Campaign missions, are, by and large, terrible once you take off the rose-tinted glasses. At least without the context of the story and mission. There are exceptions, but most of them amount to “survive the early game. Then build a blob of of units. Smash. Repeat if necessary until victory”.

So you’re left with either an ultra-crunchy (especially with later RTSes chasing the esports white whale) multiplayer game that isn’t beginner friendly, or you get a cinematic campaign just as linear and forced as the stereotypical FPS that has no replay value.

I may be too harsh, but it’s what I feel about the traditional RTS genre. I enjoyed it when I was younger, but you like a lot of things when you’re younger that you don’t when you grow up. After all, when I was younger I enjoyed playing the infamous Shadow the Hedgehog too.

No Appeal: Special Forces

Ok, some topics don’t appeal to me.
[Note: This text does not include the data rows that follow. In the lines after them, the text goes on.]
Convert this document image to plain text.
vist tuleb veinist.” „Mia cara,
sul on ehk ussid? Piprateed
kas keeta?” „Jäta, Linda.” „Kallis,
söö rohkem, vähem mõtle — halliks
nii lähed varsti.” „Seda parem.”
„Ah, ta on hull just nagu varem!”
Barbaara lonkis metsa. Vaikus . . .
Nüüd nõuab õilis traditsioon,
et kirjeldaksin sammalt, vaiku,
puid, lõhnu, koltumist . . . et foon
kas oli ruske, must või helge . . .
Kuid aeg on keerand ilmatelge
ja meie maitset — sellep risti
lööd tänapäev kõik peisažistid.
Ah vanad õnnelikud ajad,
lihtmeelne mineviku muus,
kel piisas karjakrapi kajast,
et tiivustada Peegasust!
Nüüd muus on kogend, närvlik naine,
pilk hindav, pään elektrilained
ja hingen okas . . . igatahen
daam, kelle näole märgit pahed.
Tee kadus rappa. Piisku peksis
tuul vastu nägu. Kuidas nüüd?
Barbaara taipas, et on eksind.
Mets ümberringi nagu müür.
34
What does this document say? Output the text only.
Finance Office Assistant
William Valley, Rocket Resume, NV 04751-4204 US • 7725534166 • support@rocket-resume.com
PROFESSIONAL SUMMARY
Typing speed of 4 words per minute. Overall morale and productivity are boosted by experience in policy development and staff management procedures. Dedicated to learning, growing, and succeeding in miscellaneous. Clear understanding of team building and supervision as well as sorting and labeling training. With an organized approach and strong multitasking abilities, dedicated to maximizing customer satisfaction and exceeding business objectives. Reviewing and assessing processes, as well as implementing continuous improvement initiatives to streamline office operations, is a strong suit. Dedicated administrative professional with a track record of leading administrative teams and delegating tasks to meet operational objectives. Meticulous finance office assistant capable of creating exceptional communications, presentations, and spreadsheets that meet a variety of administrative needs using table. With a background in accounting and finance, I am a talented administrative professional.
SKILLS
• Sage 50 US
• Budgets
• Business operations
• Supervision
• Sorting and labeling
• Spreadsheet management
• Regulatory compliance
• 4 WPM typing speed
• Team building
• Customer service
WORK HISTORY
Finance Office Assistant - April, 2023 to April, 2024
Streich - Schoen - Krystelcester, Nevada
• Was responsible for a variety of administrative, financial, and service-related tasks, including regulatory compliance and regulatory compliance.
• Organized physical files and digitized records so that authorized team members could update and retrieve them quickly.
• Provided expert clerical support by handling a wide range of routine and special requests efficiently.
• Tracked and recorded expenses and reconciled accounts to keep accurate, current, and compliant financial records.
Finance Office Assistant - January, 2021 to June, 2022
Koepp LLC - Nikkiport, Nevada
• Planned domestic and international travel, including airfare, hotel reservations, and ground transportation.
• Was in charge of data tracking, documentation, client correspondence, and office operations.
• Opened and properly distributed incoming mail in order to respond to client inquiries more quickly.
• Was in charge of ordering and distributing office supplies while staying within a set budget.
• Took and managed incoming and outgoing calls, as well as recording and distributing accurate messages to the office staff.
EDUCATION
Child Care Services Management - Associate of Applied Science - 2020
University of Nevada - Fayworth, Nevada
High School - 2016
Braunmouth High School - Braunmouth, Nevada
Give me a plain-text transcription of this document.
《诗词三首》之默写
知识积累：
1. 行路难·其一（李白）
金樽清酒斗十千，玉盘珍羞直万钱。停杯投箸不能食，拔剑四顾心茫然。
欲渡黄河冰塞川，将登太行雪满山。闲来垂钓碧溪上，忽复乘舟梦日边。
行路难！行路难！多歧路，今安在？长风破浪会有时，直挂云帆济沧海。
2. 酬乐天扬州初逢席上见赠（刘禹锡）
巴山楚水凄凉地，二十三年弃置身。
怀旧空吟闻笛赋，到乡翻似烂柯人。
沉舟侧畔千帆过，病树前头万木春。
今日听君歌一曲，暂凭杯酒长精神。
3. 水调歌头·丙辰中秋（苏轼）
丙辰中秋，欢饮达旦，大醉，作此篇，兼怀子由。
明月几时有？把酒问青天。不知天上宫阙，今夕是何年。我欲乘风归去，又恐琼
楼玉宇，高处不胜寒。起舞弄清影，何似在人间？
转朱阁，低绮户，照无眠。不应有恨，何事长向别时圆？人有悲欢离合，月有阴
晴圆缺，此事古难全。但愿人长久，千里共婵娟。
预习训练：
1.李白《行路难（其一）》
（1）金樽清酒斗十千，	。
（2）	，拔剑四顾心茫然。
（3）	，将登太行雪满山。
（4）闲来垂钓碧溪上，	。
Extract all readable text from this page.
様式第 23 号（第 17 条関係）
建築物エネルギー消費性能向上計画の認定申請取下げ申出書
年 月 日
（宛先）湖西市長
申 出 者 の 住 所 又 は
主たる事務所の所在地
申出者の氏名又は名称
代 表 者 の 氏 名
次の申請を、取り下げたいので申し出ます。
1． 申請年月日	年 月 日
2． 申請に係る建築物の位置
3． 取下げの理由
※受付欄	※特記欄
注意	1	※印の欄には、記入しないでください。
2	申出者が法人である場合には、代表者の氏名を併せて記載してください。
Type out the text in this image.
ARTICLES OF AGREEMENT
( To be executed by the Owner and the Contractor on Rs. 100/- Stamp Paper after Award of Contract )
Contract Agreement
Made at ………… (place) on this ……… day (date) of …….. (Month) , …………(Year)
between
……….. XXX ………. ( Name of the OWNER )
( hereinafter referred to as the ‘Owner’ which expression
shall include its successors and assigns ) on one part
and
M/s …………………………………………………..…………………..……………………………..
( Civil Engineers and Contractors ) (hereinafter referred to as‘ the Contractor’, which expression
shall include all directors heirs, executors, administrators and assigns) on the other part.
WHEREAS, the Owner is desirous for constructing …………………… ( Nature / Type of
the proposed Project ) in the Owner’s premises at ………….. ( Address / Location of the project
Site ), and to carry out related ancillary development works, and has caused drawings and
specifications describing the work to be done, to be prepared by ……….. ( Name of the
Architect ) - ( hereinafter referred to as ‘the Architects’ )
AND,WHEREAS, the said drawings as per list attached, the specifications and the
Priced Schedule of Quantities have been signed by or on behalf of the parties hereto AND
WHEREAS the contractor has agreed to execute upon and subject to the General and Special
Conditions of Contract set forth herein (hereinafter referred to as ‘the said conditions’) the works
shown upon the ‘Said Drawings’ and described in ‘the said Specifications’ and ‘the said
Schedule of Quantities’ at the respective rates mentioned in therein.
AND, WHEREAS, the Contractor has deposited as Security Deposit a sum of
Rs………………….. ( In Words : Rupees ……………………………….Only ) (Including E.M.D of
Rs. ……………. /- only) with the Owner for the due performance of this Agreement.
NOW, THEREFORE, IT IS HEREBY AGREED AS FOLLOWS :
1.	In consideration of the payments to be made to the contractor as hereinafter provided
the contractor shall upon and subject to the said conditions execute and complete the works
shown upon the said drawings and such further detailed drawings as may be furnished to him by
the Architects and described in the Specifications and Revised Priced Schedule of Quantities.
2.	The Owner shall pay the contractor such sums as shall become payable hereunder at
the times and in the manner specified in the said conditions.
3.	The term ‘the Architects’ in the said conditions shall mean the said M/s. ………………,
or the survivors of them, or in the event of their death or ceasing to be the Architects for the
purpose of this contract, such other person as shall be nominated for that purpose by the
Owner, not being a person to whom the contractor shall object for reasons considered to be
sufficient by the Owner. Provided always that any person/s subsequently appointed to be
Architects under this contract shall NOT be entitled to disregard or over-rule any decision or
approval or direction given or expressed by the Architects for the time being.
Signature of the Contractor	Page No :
This is a matter of personal taste, but still. I might as well give my opinion. I’ll start with the first, and one of the largest. Special Forces.

There’s multiple reasons why I dislike (and wouldn’t routinely use, at least for a main character) the trope of “special forces” or “elite warriors”. One of the biggest is a knowledge of the very real limitations of real special forces, the very different roles employed from the fantasy, the very different basic definitions of the term across different countries and times, and how all of them (in a setting with some degree of realism, at least), differ dramatically from the common fantasy. So that’s one piece of the pie.

But the second has nothing to do with practicality. It just feels off to have someone start the story at the top of the heap. It takes away from the sense of development and heroism, and (especially if used in a fictional fantastical role rather than a more plausibly limited one) smacks of wish fulfillment. It just seems better to have someone ordinary doing something extraordinary than someone extraordinary doing something ordinary-for them.